One emerging development worth watching is agentic ecommerce — AI tools that shop on users’ behalf, potentially bypassing conventional storefronts entirely. If this model scales, it could disrupt the store-building category at a structural level rather than a competitive one.

Conclusion

Shopify’s dominance is undeniable — 6.9 million stores, $11.6 billion in revenue, and 26.7% market share among top ecommerce sites. Whether you’re a merchant, investor, or marketer, these numbers confirm one thing: Shopify remains the world’s most powerful direct-to-consumer selling platform. 

Frequently Asked Questions About Shopify

How many Shopify stores are there? 

According to Builtwith, there are approximately 6.9 million live Shopify stores as of 2026. More than 11 million have been created on the platform in total since 2006.

How much does Shopify cost? Shopify offers five plans: Starter ($5/month), Basic ($39/month), Grow ($105/month), Advanced ($399/month), and Shopify Plus (from $2,300/month on a three-year contract). A free trial is available, extendable to three months for $1/month.

What is Shopify’s market share? 

Shopify holds 26.7% of the top one million ecommerce sites globally — the largest share of any platform. In the US ecommerce market broadly, its share exceeds 14%.

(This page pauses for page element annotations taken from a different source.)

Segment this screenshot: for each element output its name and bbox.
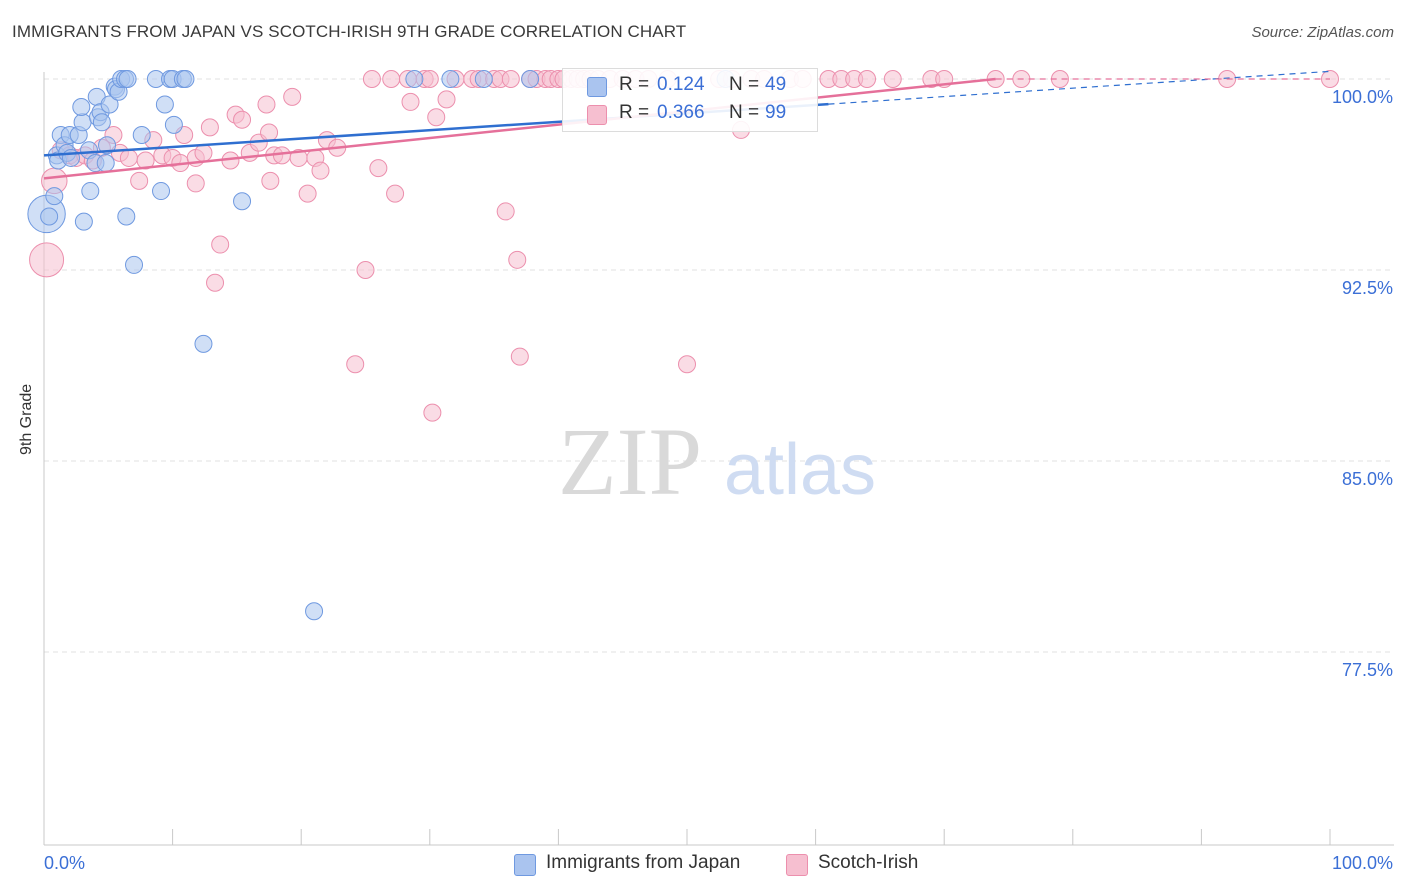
japan-point-11 xyxy=(73,113,92,132)
scotch-point-36 xyxy=(298,184,317,203)
japan-point-31 xyxy=(125,255,144,274)
japan-trend-extension xyxy=(828,70,1331,105)
y-tick-label-3: 77.5% xyxy=(1342,660,1393,680)
scotch-point-90 xyxy=(858,70,877,88)
scotch-point-45 xyxy=(382,70,401,88)
japan-point-38 xyxy=(164,115,183,134)
japan-point-32 xyxy=(132,126,151,145)
scotch-r-label: R = xyxy=(619,102,650,123)
japan-point-40 xyxy=(176,70,195,88)
japan-point-47 xyxy=(521,70,540,88)
japan-n-label: N = xyxy=(729,74,760,95)
scotch-point-62 xyxy=(510,347,529,366)
japan-point-20 xyxy=(92,113,111,132)
scotch-trend-line xyxy=(43,77,996,180)
japan-r-label: R = xyxy=(619,74,650,95)
scotch-point-50 xyxy=(420,70,439,88)
japan-n-value: 49 xyxy=(765,74,787,95)
scotch-point-61 xyxy=(508,250,527,269)
japan-point-41 xyxy=(194,334,213,353)
scotch-point-34 xyxy=(283,87,302,106)
japan-point-1 xyxy=(40,207,59,226)
scotch-point-51 xyxy=(427,108,446,127)
legend-scotch-swatch xyxy=(786,854,808,876)
legend-japan-label: Immigrants from Japan xyxy=(546,852,741,873)
legend-scotch-label: Scotch-Irish xyxy=(818,852,919,873)
scotch-point-32 xyxy=(261,171,280,190)
scotch-point-41 xyxy=(346,355,365,374)
scotch-point-23 xyxy=(206,273,225,292)
scotch-n-label: N = xyxy=(729,102,760,123)
japan-point-35 xyxy=(155,95,174,114)
scotch-point-60 xyxy=(501,70,520,88)
scotch-point-26 xyxy=(233,110,252,129)
scotch-point-0 xyxy=(29,242,65,278)
scotch-point-46 xyxy=(386,184,405,203)
y-tick-label-2: 85.0% xyxy=(1342,469,1393,489)
scotch-point-33 xyxy=(272,146,291,165)
japan-point-43 xyxy=(305,602,324,621)
scotch-point-59 xyxy=(496,202,515,221)
axes xyxy=(43,72,1394,846)
japan-point-22 xyxy=(98,136,117,155)
stats-legend: R = 0.124 N = 49 R = 0.366 N = 99 xyxy=(562,68,818,132)
scotch-point-44 xyxy=(369,159,388,178)
japan-point-15 xyxy=(81,182,100,201)
scotch-point-11 xyxy=(130,171,149,190)
chart-source: Source: ZipAtlas.com xyxy=(1251,24,1394,41)
series-japan xyxy=(27,70,735,621)
scotch-point-22 xyxy=(211,235,230,254)
watermark-atlas: atlas xyxy=(724,430,876,510)
x-tick-label-0: 0.0% xyxy=(44,853,85,873)
japan-point-13 xyxy=(74,212,93,231)
scotch-r-value: 0.366 xyxy=(657,102,705,123)
scotch-point-12 xyxy=(136,151,155,170)
japan-point-21 xyxy=(96,154,115,173)
japan-point-12 xyxy=(72,98,91,117)
japan-point-23 xyxy=(100,95,119,114)
scotch-point-29 xyxy=(257,95,276,114)
scotch-swatch xyxy=(587,105,607,125)
gridlines xyxy=(44,78,1394,653)
japan-point-42 xyxy=(233,192,252,211)
japan-swatch xyxy=(587,77,607,97)
scotch-n-value: 99 xyxy=(765,102,787,123)
japan-point-46 xyxy=(474,70,493,88)
scotch-point-30 xyxy=(260,123,279,142)
scotch-point-47 xyxy=(401,92,420,111)
scotch-point-53 xyxy=(437,90,456,109)
japan-point-45 xyxy=(441,70,460,88)
japan-point-44 xyxy=(405,70,424,88)
chart-title: IMMIGRANTS FROM JAPAN VS SCOTCH-IRISH 9T… xyxy=(12,22,687,41)
japan-point-30 xyxy=(117,207,136,226)
scotch-point-21 xyxy=(200,118,219,137)
watermark-zip: ZIP xyxy=(558,408,702,515)
japan-point-34 xyxy=(152,182,171,201)
scotch-point-79 xyxy=(678,355,696,374)
scotch-point-19 xyxy=(194,143,213,162)
legend-japan-swatch xyxy=(514,854,536,876)
x-tick-label-1: 100.0% xyxy=(1332,853,1393,873)
japan-r-value: 0.124 xyxy=(657,74,705,95)
japan-point-29 xyxy=(118,70,137,88)
japan-point-2 xyxy=(45,187,64,206)
scotch-point-91 xyxy=(883,70,902,88)
scotch-point-43 xyxy=(356,261,375,279)
scotch-point-42 xyxy=(362,70,381,88)
scotch-point-10 xyxy=(119,148,138,167)
scotch-point-20 xyxy=(186,174,205,193)
y-tick-label-1: 92.5% xyxy=(1342,278,1393,298)
tick-labels: 100.0% 92.5% 85.0% 77.5% 0.0% 100.0% xyxy=(44,87,1393,873)
y-tick-label-0: 100.0% xyxy=(1332,87,1393,107)
scotch-point-38 xyxy=(311,161,330,180)
scotch-point-52 xyxy=(423,403,442,422)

How much does Shopify make a year? 

Shopify generated $11.6 billion in total revenue in 2025, representing approximately 30% year-on-year growth.

What is the average Shopify store conversion rate? 

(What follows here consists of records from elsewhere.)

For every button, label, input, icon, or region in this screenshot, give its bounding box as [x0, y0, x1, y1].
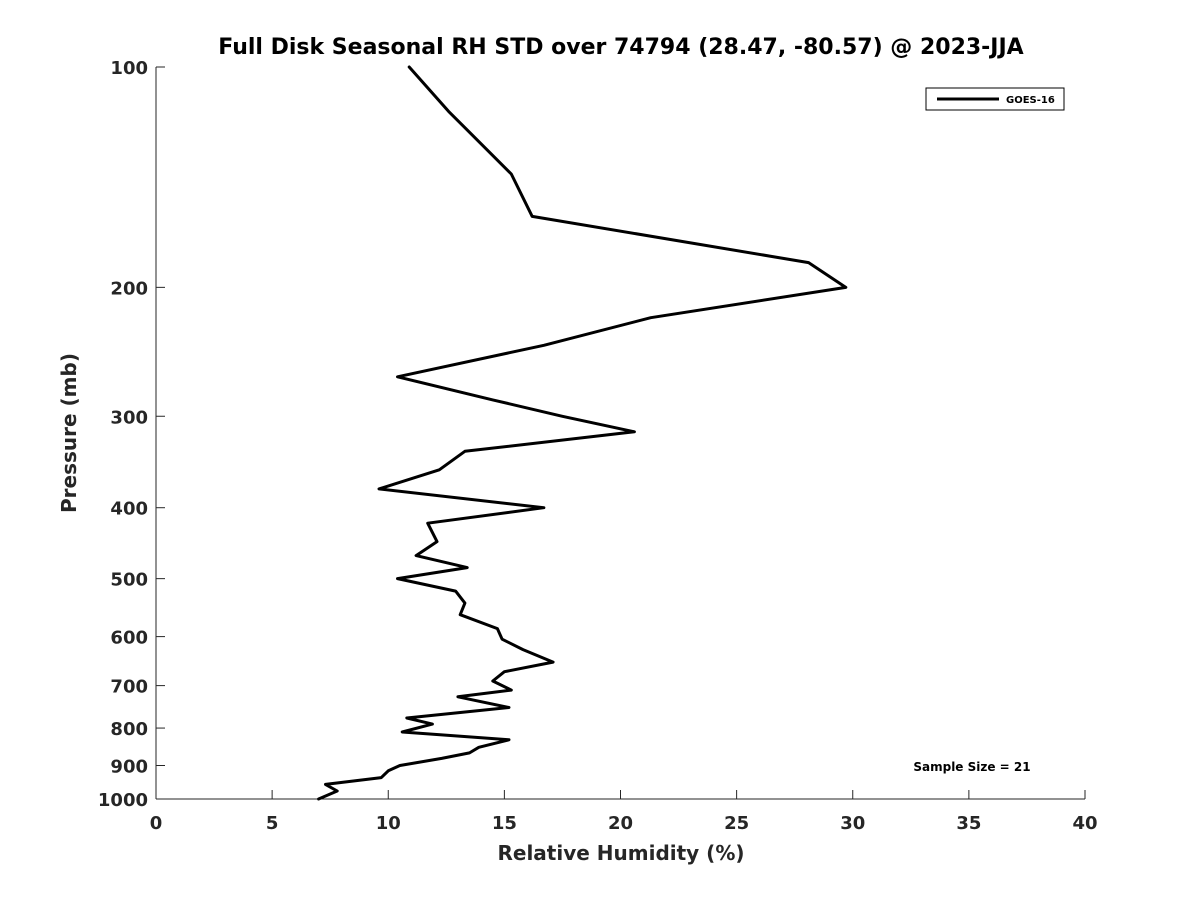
y-tick-label: 900 — [110, 757, 148, 778]
y-axis-label: Pressure (mb) — [57, 353, 81, 513]
y-tick-label: 800 — [110, 719, 148, 740]
x-axis: 0 5 10 15 20 25 30 35 40 — [150, 790, 1098, 834]
y-axis: 100 200 300 400 500 600 700 800 900 1000 — [98, 58, 165, 811]
plot-area — [155, 65, 1085, 801]
x-axis-label: Relative Humidity (%) — [497, 841, 744, 865]
y-tick-label: 1000 — [98, 790, 148, 811]
x-tick-label: 20 — [608, 813, 633, 834]
y-tick-label: 200 — [110, 278, 148, 299]
x-tick-label: 40 — [1072, 813, 1097, 834]
x-tick-label: 25 — [724, 813, 749, 834]
chart-title: Full Disk Seasonal RH STD over 74794 (28… — [218, 35, 1023, 60]
y-tick-label: 300 — [110, 407, 148, 428]
x-tick-label: 35 — [956, 813, 981, 834]
y-tick-label: 400 — [110, 499, 148, 520]
legend: GOES-16 — [925, 87, 1065, 111]
x-tick-label: 5 — [266, 813, 279, 834]
y-tick-label: 100 — [110, 58, 148, 79]
x-tick-label: 10 — [376, 813, 401, 834]
legend-label-goes-16: GOES-16 — [1006, 95, 1055, 106]
x-tick-label: 15 — [492, 813, 517, 834]
x-tick-label: 30 — [840, 813, 865, 834]
y-tick-label: 600 — [110, 628, 148, 649]
y-tick-label: 700 — [110, 677, 148, 698]
x-tick-label: 0 — [150, 813, 163, 834]
y-tick-label: 500 — [110, 570, 148, 591]
sample-size-annotation: Sample Size = 21 — [913, 760, 1030, 774]
series-line-goes-16 — [317, 65, 848, 801]
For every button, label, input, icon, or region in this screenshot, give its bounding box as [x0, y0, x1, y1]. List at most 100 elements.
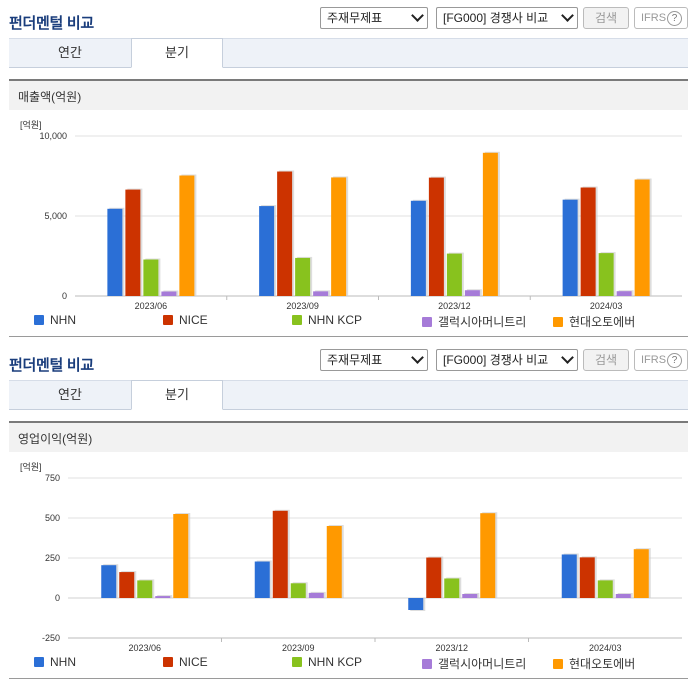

The average conversion rate across all Shopify stores is approximately 1.4%. The top 10% of stores achieve conversion rates of 4.7% or higher.

How many people use Shop Pay? 

Shop Pay has over 200 million users globally as of 2025, making it one of the most widely used accelerated checkout solutions in ecommerce.

What is the average Shopify store revenue per month? 

Revenue varies enormously. Growing stores typically generate between $1,000 and $10,000 per month. Established businesses often exceed $10,000 per month. Top-tier Shopify stores generate $1 million or more monthly.

What is a good profit margin for a Shopify store? 

Most well-run Shopify stores operate with gross margins of 30–45%. A net profit margin of 10% is considered average; 20%+ is strong.

Who owns Shopify? 

Shopify is publicly traded. Around 68–74% of shares are held by institutional investors. CEO Tobias Lütke owns approximately 6% of shares and controls around 40% of voting power through a dual-class share structure.

How many employees does Shopify have? 

Shopify has approximately 8,100 employees globally in 2026, following a restructuring in 2023 that reduced headcount by around 20%.